Scanadu products rely on smartphone technology. They can be used at home or just about anywhere else to match symptoms with diagnoses.
You can use the palm-sized Scanadu Scout to scan parts of the body. The device checks its database of known diseases and conditions. It tells you, based on the symptom-matching software, if you need to see a doctor or not.
This main feature from Scanadu raises alarm bells because it gives a “best match” answer as if it were a 100% match. In other words, this machine doesn’t seem programmed with the acronym IMHO (in my humble opinion) – it is laying down the medical law as someone else made it to do.
The machine then goes on to recommend the best course of action like “Rest at home” for Roseola rash. Do we even know for sure if an M.D. programmed this thing?
Scanadu Scout reports vital signs when you hold to your temple for less than ten seconds. “Data collected by the device is transmitted via Bluetooth to a smartphone, where the Scanadu app will display pulse transit time, pulse rate, electrical heart activity, temperature, heart rate variability and blood oxygenation.” That data can also be routed to a doctor’s office.
This aspiring medtech company preys on everyone’s desire to avoid doctor visits and focuses in on parents’ fears when Junior comes down with spots and promises instant DIY control of the medical situation.
Scanadu Scout claims to “give you all the information you need to understand the situation.” It leads the user through entering additional symptoms and evaluates body temperature: 103.8F is a High Fever, for example.
But what if the device missed a critical diagnosis? Do you really want to entrust your child’s care to a photographic inventory?
But wait, there’s more. The device has an app that will send an alert in case a medical crisis has been reported – before you see it on the news. The example they gave was, “Whooping Cough in your area.” This means the Scandu uses Snoopware that knows where you are.
A different kind of alert identifies family members by name and delivers appointment scheduling reminders, like a digital personal assistant.

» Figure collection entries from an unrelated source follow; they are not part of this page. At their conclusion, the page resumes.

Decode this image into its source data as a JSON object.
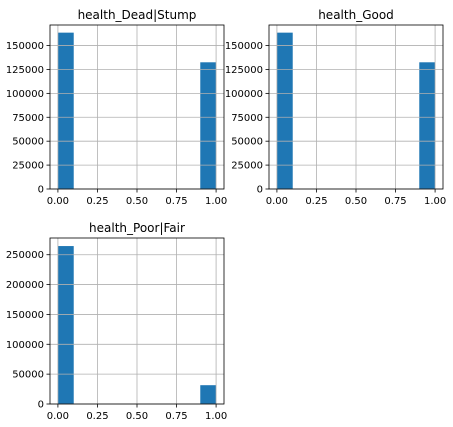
{
  "chart_data": [
    {
      "type": "bar",
      "title": "health_Dead|Stump",
      "xlim": [
        -0.05,
        1.05
      ],
      "ylim": [
        0,
        171500
      ],
      "xticks": [
        "0.00",
        "0.25",
        "0.50",
        "0.75",
        "1.00"
      ],
      "yticks": [
        "0",
        "25000",
        "50000",
        "75000",
        "100000",
        "125000",
        "150000"
      ],
      "grid": true,
      "bins": [
        {
          "x0": 0.0,
          "x1": 0.1,
          "value": 163500
        },
        {
          "x0": 0.9,
          "x1": 1.0,
          "value": 132500
        }
      ],
      "bar_color": "#1f77b4"
    },
    {
      "type": "bar",
      "title": "health_Good",
      "xlim": [
        -0.05,
        1.05
      ],
      "ylim": [
        0,
        171500
      ],
      "xticks": [
        "0.00",
        "0.25",
        "0.50",
        "0.75",
        "1.00"
      ],
      "yticks": [
        "0",
        "25000",
        "50000",
        "75000",
        "100000",
        "125000",
        "150000"
      ],
      "grid": true,
      "bins": [
        {
          "x0": 0.0,
          "x1": 0.1,
          "value": 163500
        },
        {
          "x0": 0.9,
          "x1": 1.0,
          "value": 132500
        }
      ],
      "bar_color": "#1f77b4"
    },
    {
      "type": "bar",
      "title": "health_Poor|Fair",
      "xlim": [
        -0.05,
        1.05
      ],
      "ylim": [
        0,
        278000
      ],
      "xticks": [
        "0.00",
        "0.25",
        "0.50",
        "0.75",
        "1.00"
      ],
      "yticks": [
        "0",
        "50000",
        "100000",
        "150000",
        "200000",
        "250000"
      ],
      "grid": true,
      "bins": [
        {
          "x0": 0.0,
          "x1": 0.1,
          "value": 264500
        },
        {
          "x0": 0.9,
          "x1": 1.0,
          "value": 31500
        }
      ],
      "bar_color": "#1f77b4"
    }
  ]
}
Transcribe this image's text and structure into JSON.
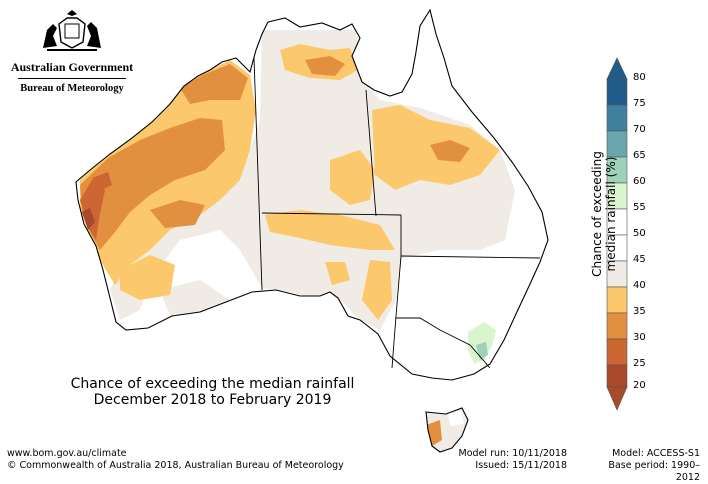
{
  "agency": {
    "government": "Australian Government",
    "bureau": "Bureau of Meteorology"
  },
  "map": {
    "title_line1": "Chance of exceeding the median rainfall",
    "title_line2": "December 2018 to February 2019"
  },
  "legend": {
    "label": "Chance of exceeding median rainfall (%)",
    "ticks": [
      "80",
      "75",
      "70",
      "65",
      "60",
      "55",
      "50",
      "45",
      "40",
      "35",
      "30",
      "25",
      "20"
    ],
    "colors": {
      "75-80": "#1f5c8a",
      "70-75": "#3f7fa0",
      "65-70": "#6aa6ae",
      "60-65": "#9fd0b8",
      "55-60": "#d8f5cd",
      "50-55": "#ffffff",
      "45-50": "#ffffff",
      "40-45": "#f0ebe4",
      "35-40": "#fbc86b",
      "30-35": "#e2903f",
      "25-30": "#cc6633",
      "20-25": "#a94a2a"
    }
  },
  "footer": {
    "website": "www.bom.gov.au/climate",
    "copyright": "© Commonwealth of Australia 2018, Australian Bureau of Meteorology",
    "model_run": "Model run: 10/11/2018",
    "issued": "Issued: 15/11/2018",
    "model": "Model: ACCESS-S1",
    "base_period": "Base period: 1990–2012"
  }
}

“It would also give you advice on what to do next.” Is it just me, or do we really want machines telling us what to do when our health, safety, and well-being is at stake? You decide.
Scanadu also markets a urinalysis smarttool (ScanaFlo) for sample collection and evaluation. The advice given for a positive test for a urinary tract infection is “requires prompt treatment with antibiotics.” There is a link to the reasons for that diagnosis. It will test for complications during pregnancy, preeclampsia, gestational diabetes, kidney failure, and urinary tract infections.
ScanaFlu sizes up cold-like symptoms in a flash. It can test saliva for Strep A, Influenza A, Influenza B, Adenovirus and RSV.
Then the app uses its GPS map to show you nearby healthcare facilities, their distance, and long to get there.
“We’re building a way for people to check their bodies as often as they check their email.”
Oh please no. I can barely keep up with my email, much less my body.
Ironically, Scanadu Scout failed to get Federal Food and Drug Administration (FDA) approval and has abandoned its startup customers. One of them, Dr. David Fraser, wrote in an email::
“They basically took our money, took our data, took the learnings from the process and dumped the very backers who got them started. No recompense, no future trade-up voucher, nada!”